Más apoyo psicológico
No cuentan con apoyo psicológico directo, pero reconoce que sería bueno tener esa posibilidad.
La realidad es que sus actuaciones, como Ernolando Parra o Juan Saldaña, jefe del área de personal de la UME, nos explican, se sustentan en valores como:
- Solidaridad
- Protección
- Ayuda
- Esfuerzo
- Humildad
Porque su misión no podría realizarse sin ellos.
Valoran y reconocen que toda resiliencia individual se halla en interdependencia con pertenecer a instituciones saludables y resilientes.
Así, Juan Saldaña señala que la UME ha incorporado a su modelo de gestión conceptos que se ajustan al modelo de organización saludable. Buscan cuidar el bienestar de sus integrantes porque saben que repercute en la calidad del servicio que prestan a la sociedad.
Para ellos la atención y el asesoramiento psicológico ocupa un lugar central y se incorporan al diseño de las operaciones con psicólogos/as militares.
Su filosofía se sustenta en dotar al personal expuesto «“de fuentes de apoyo tanto informales como formales con personal especializado que se integra en sus protocolos de actuación previo y posterior a cualquier intervención”.
Sería razonable pensar que, por el tipo de trabajo dentro de estas organizaciones, algunas militares, cuenten con recursos eficaces de ayuda psicológica.
La realidad es que no todas reflejan esta filosofía y hacerlo tímidamente repercute en la salud mental de las personas que lo componen.
Se conjugan dos obstáculos para acudir a una psicóloga/o: que las personas sienten vergüenza, culpa o que lo viven como que “están fallando” por su identificación con el “rol de salvador”; y otra desde dentro de la propia organización por hallarse estigmatizada.
Tienen miedo a ser “señalados” como psicológicamente débiles y vulnerables con el riesgo de que pueda llegar a comprometer su promoción profesional.
Algunos denuncian la dolorosa realidad de la desatención a las necesidades psicológicas o emocionales.
Así, un facultativo médico del Cuerpo Nacional de la Policía que trabaja en el área de riesgos psicosociales nos confesaba también desde el anonimato:
“Durante la pandemia no se hizo nada.
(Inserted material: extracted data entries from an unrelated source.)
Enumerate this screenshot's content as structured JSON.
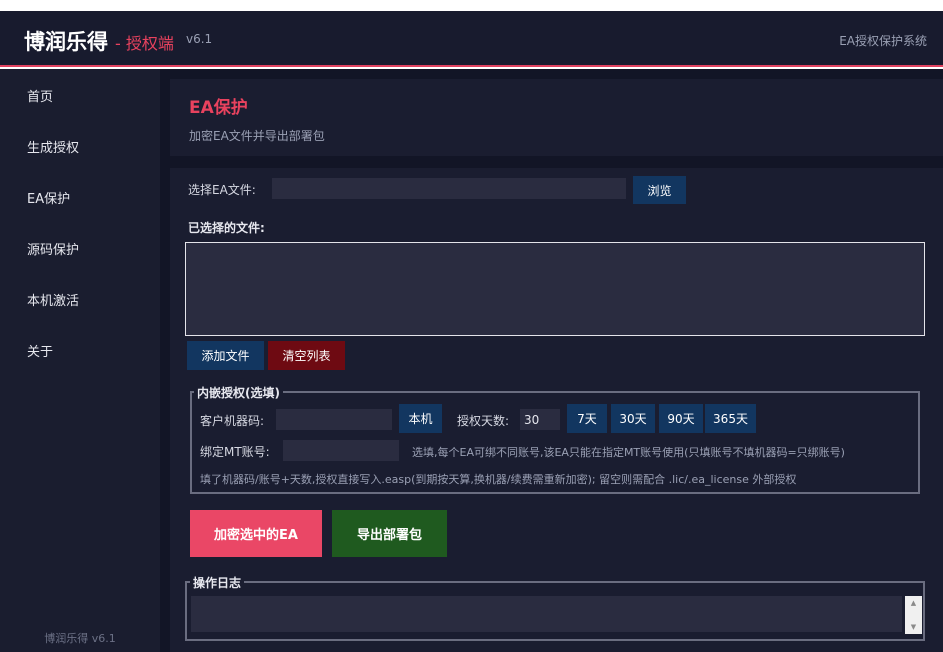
{
  "header": {
    "brand": "博润乐得",
    "brand_sub": "- 授权端",
    "version": "v6.1",
    "right_title": "EA授权保护系统"
  },
  "sidebar": {
    "items": [
      {
        "label": "首页"
      },
      {
        "label": "生成授权"
      },
      {
        "label": "EA保护"
      },
      {
        "label": "源码保护"
      },
      {
        "label": "本机激活"
      },
      {
        "label": "关于"
      }
    ],
    "footer": "博润乐得 v6.1"
  },
  "page": {
    "title": "EA保护",
    "subtitle": "加密EA文件并导出部署包"
  },
  "file_select": {
    "label": "选择EA文件:",
    "value": "",
    "browse_label": "浏览"
  },
  "selected_files": {
    "label": "已选择的文件:",
    "add_label": "添加文件",
    "clear_label": "清空列表"
  },
  "embedded_auth": {
    "legend": "内嵌授权(选填)",
    "machine_code_label": "客户机器码:",
    "machine_code_value": "",
    "local_button": "本机",
    "days_label": "授权天数:",
    "days_value": "30",
    "day_buttons": [
      "7天",
      "30天",
      "90天",
      "365天"
    ],
    "mt_account_label": "绑定MT账号:",
    "mt_account_value": "",
    "mt_hint": "选填,每个EA可绑不同账号,该EA只能在指定MT账号使用(只填账号不填机器码=只绑账号)",
    "bottom_hint": "填了机器码/账号+天数,授权直接写入.easp(到期按天算,换机器/续费需重新加密); 留空则需配合 .lic/.ea_license 外部授权"
  },
  "actions": {
    "encrypt_label": "加密选中的EA",
    "export_label": "导出部署包"
  },
  "log": {
    "legend": "操作日志"
  },
  "colors": {
    "accent": "#e8425e",
    "sidebar_bg": "#1a1d2f",
    "main_bg": "#121526",
    "button_blue": "#123660",
    "button_darkred": "#6e0a12",
    "encrypt_bg": "#ea4766",
    "export_bg": "#1f5a1f"
  }
}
Incluso muchas veces hay necesidades más básicas que cuesta que se tengan en cuenta a la hora de planificar los operativos. No siempre se prevén tiempos de descanso y relevo, horarios de comida o simplemente acondicionar espacios adecuados para ir al baño, desgraciadamente hay muchos Piolines”.
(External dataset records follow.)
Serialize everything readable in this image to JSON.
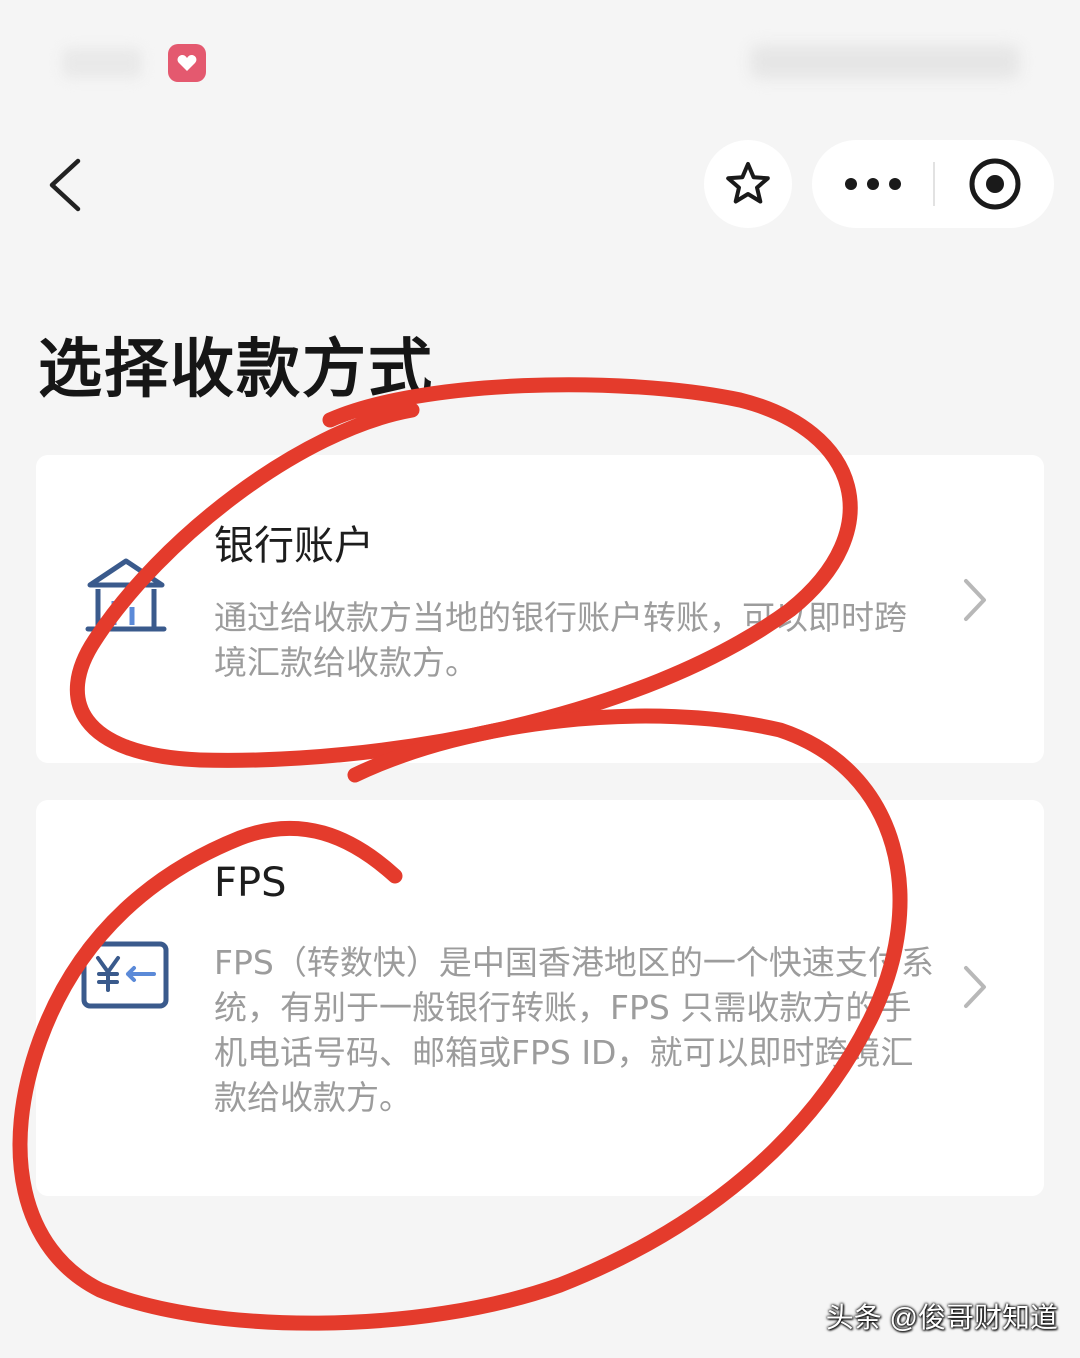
{
  "page": {
    "title": "选择收款方式"
  },
  "options": [
    {
      "title": "银行账户",
      "description": "通过给收款方当地的银行账户转账，可以即时跨境汇款给收款方。",
      "icon": "bank-icon"
    },
    {
      "title": "FPS",
      "description": "FPS（转数快）是中国香港地区的一个快速支付系统，有别于一般银行转账，FPS 只需收款方的手机电话号码、邮箱或FPS ID，就可以即时跨境汇款给收款方。",
      "icon": "fps-icon"
    }
  ],
  "watermark": "头条 @俊哥财知道",
  "colors": {
    "accent": "#3a5a8c",
    "annotation": "#e43b2c",
    "background": "#f5f5f5"
  }
}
Resiliencia e instituciones
Debemos entender la interdependencia mutua. Las instituciones son un reflejo de nuestra resiliencia como individuos y como sociedad. Nos ponen crudamente frente al espejo.
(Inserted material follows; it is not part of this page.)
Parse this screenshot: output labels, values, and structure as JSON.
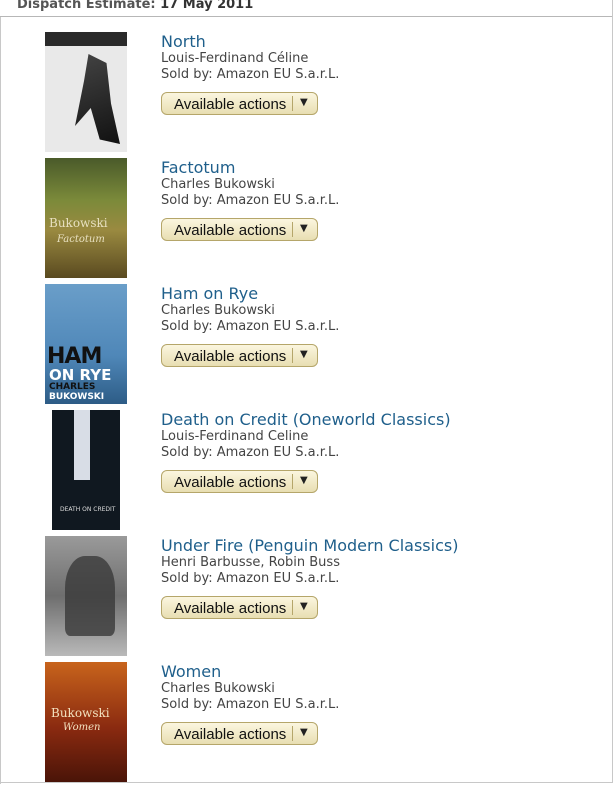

Necesitamos comprender mejor por qué las personas sufrimos crisis emocionales o por qué enfermamos psicológicamente.
Y que, ante las dificultades, lo que nos vulnerabiliza en serio es que las personas no accedamos a las ayudas adecuadas cuando las necesitamos, y las organizaciones tienen su parte de responsabilidad en ello. Ésta es la base de toda resiliencia.
Si queremos como sociedad, como comunidad, ser bien atendidos por nuestros servicios de emergencias, también tenemos el deber de apoyarles y ofrecerles respuestas eficaces a sus necesidades reales.
Su resiliencia es la nuestra, la de todos. Cuidándoles nos cuidamos. Se lo debemos.